I’ll run some graphs now to analyze the data.
library(tidyverse)
library(dplyr)
library(readr)
library(stats)
library(utils)
library(ggplot2)
read_csv('dailyActivity_merged.csv') -> daily_activity
# variable for cleaned data, no nulls, no duplicates.
daily_activity_cleaned <- (na.omit(distinct(daily_activity)))
# formatting the data correctly
daily_activity_cleaned$ActivityDate <- as.Date(
daily_activity_cleaned$ActivityDate, format = "%m/%d/%Y" )

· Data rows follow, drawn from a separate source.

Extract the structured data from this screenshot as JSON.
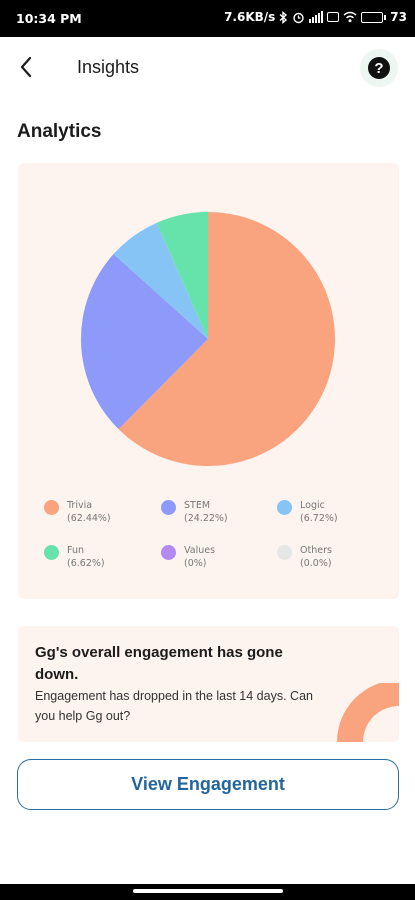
{
  "status_bar": {
    "time": "10:34 PM",
    "net_speed": "7.6KB/s",
    "battery_text": "73",
    "battery_level": 0.73,
    "icons": [
      "bluetooth-icon",
      "alarm-icon",
      "signal-icon",
      "volte-icon",
      "wifi-icon",
      "battery-icon"
    ]
  },
  "header": {
    "title": "Insights",
    "back_icon": "chevron-left-icon",
    "help_icon": "question-mark-icon",
    "help_glyph": "?"
  },
  "analytics": {
    "section_title": "Analytics"
  },
  "chart_data": {
    "type": "pie",
    "slices": [
      {
        "name": "Trivia",
        "pct_label": "(62.44%)",
        "value": 62.44,
        "color": "#f9a47e"
      },
      {
        "name": "STEM",
        "pct_label": "(24.22%)",
        "value": 24.22,
        "color": "#8e9af9"
      },
      {
        "name": "Logic",
        "pct_label": "(6.72%)",
        "value": 6.72,
        "color": "#86c4f6"
      },
      {
        "name": "Fun",
        "pct_label": "(6.62%)",
        "value": 6.62,
        "color": "#66e2ab"
      },
      {
        "name": "Values",
        "pct_label": "(0%)",
        "value": 0,
        "color": "#b38af2"
      },
      {
        "name": "Others",
        "pct_label": "(0.0%)",
        "value": 0,
        "color": "#e6e6e6"
      }
    ],
    "legend_placement": "bottom"
  },
  "engagement_card": {
    "heading": "Gg's overall engagement has gone down.",
    "body": "Engagement has dropped in the last 14 days. Can you help Gg out?",
    "accent_color": "#f9a47e"
  },
  "cta": {
    "label": "View Engagement"
  }
}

# variables for columns I wanna select
daily_activity_processed <- print(
daily_activity_cleaned[, c("SedentaryMinutes", "TotalSteps", "Calories", "TrackerDistance", "TotalDistance")]
)
# plots out a smooth line jitter chart for total steps vs sedentary minutes
ggplot(data=daily_activity_processed, aes(x=SedentaryMinutes, y=TotalSteps)) +
geom_jitter(aes(color=SedentaryMinutes), size=1) +
geom_smooth(color='red', linetype='dashed', size=1) +
scale_y_continuous(limits=c(0,20000))
# Calories vs Sedentary Minutes
ggplot(data=daily_activity_processed, aes(x=SedentaryMinutes, y=Calories)) +
geom_jitter(aes(color=SedentaryMinutes), size=1) +
geom_smooth(color='red', linetype='dashed', size=1)
# total steps vs calories
ggplot(data=daily_activity_processed, aes(x=Calories, y=TotalSteps)) +
geom_jitter(aes(color=Calories), size=1) +
geom_smooth(color='red', linetype='dashed', size=1)

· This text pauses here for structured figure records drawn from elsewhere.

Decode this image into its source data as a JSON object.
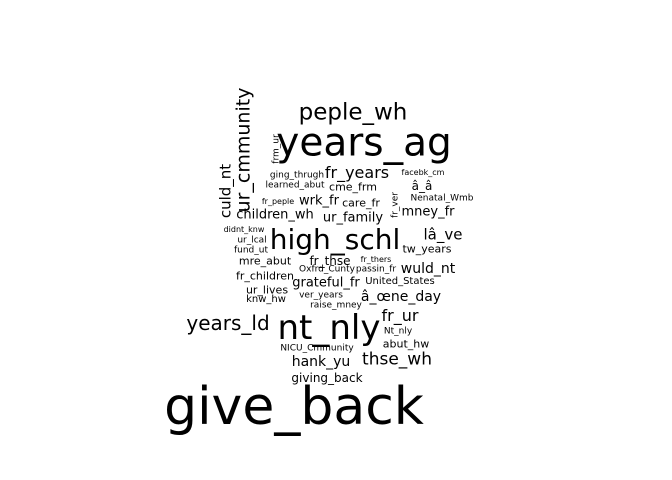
{
  "words": [
    {
      "text": "give_back",
      "weight": 1.0
    },
    {
      "text": "years_ag",
      "weight": 0.72
    },
    {
      "text": "nt_nly",
      "weight": 0.62
    },
    {
      "text": "high_schl",
      "weight": 0.52
    },
    {
      "text": "peple_wh",
      "weight": 0.42
    },
    {
      "text": "years_ld",
      "weight": 0.36
    },
    {
      "text": "ur_cmmunity",
      "weight": 0.34
    },
    {
      "text": "thse_wh",
      "weight": 0.32
    },
    {
      "text": "fr_years",
      "weight": 0.3
    },
    {
      "text": "fr_ur",
      "weight": 0.3
    },
    {
      "text": "culd_nt",
      "weight": 0.28
    },
    {
      "text": "lâ_ve",
      "weight": 0.28
    },
    {
      "text": "wuld_nt",
      "weight": 0.26
    },
    {
      "text": "hank_yu",
      "weight": 0.26
    },
    {
      "text": "â_œne_day",
      "weight": 0.26
    },
    {
      "text": "children_wh",
      "weight": 0.25
    },
    {
      "text": "ur_family",
      "weight": 0.25
    },
    {
      "text": "mney_fr",
      "weight": 0.25
    },
    {
      "text": "wrk_fr",
      "weight": 0.25
    },
    {
      "text": "grateful_fr",
      "weight": 0.25
    },
    {
      "text": "giving_back",
      "weight": 0.23
    },
    {
      "text": "â_â",
      "weight": 0.22
    },
    {
      "text": "fr_thse",
      "weight": 0.22
    },
    {
      "text": "tw_years",
      "weight": 0.2
    },
    {
      "text": "cme_frm",
      "weight": 0.2
    },
    {
      "text": "care_fr",
      "weight": 0.2
    },
    {
      "text": "mre_abut",
      "weight": 0.2
    },
    {
      "text": "fr_children",
      "weight": 0.2
    },
    {
      "text": "ur_lives",
      "weight": 0.2
    },
    {
      "text": "abut_hw",
      "weight": 0.2
    },
    {
      "text": "United_States",
      "weight": 0.19
    },
    {
      "text": "knw_hw",
      "weight": 0.18
    },
    {
      "text": "ging_thrugh",
      "weight": 0.17
    },
    {
      "text": "learned_abut",
      "weight": 0.17
    },
    {
      "text": "Nenatal_Wmb",
      "weight": 0.17
    },
    {
      "text": "fund_ut",
      "weight": 0.17
    },
    {
      "text": "ur_lcal",
      "weight": 0.17
    },
    {
      "text": "frm_ur",
      "weight": 0.17
    },
    {
      "text": "fr_ver",
      "weight": 0.17
    },
    {
      "text": "passin_fr",
      "weight": 0.16
    },
    {
      "text": "Oxfrd_Cunty",
      "weight": 0.16
    },
    {
      "text": "ver_years",
      "weight": 0.16
    },
    {
      "text": "raise_mney",
      "weight": 0.16
    },
    {
      "text": "NICU_Cmmunity",
      "weight": 0.16
    },
    {
      "text": "Nt_nly",
      "weight": 0.16
    },
    {
      "text": "facebk_cm",
      "weight": 0.15
    },
    {
      "text": "fr_peple",
      "weight": 0.15
    },
    {
      "text": "didnt_knw",
      "weight": 0.15
    },
    {
      "text": "fr_thers",
      "weight": 0.14
    }
  ]
}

# plots out a smooth line jitter chart for TrackerDistance vs TotalDistance
ggplot(data=daily_activity_processed, aes(x=TrackerDistance, y=TotalDistance)) +
geom_jitter(aes(color=TrackerDistance), size=1) +
geom_smooth(color='red', linetype='dashed', size=1)
## # A tibble: 940 × 5
## SedentaryMinutes TotalSteps Calories TrackerDistance TotalDistance
## <dbl> <dbl> <dbl> <dbl> <dbl>
## 1 728 13162 1985 8.5 8.5
## 2 776 10735 1797 6.97 6.97
## 3 1218 10460 1776 6.74 6.74
## 4 726 9762 1745 6.28 6.28
## 5 773 12669 1863 8.16 8.16
## 6 539 9705 1728 6.48 6.48
## 7 1149 13019 1921 8.59 8.59
## 8 775 15506 2035 9.88 9.88
## 9 818 10544 1786 6.68 6.68
## 10 838 9819 1775 6.34 6.34
## # ℹ 930 more rows
Upon analyzing these graphs I am surprised! I can confidently say that there may be some correlation between TotalSteps/Sedentary Minutes and Calories/Sedentary Minutes. Two graphs look almost identical. In the lower 2 graphs, they are not surprising… With total steps increasing so does calories. The same is true for the tracker distance and total distance. Though if you look closely you can actually see some people have a higher tracker-distance then what the total-distance is.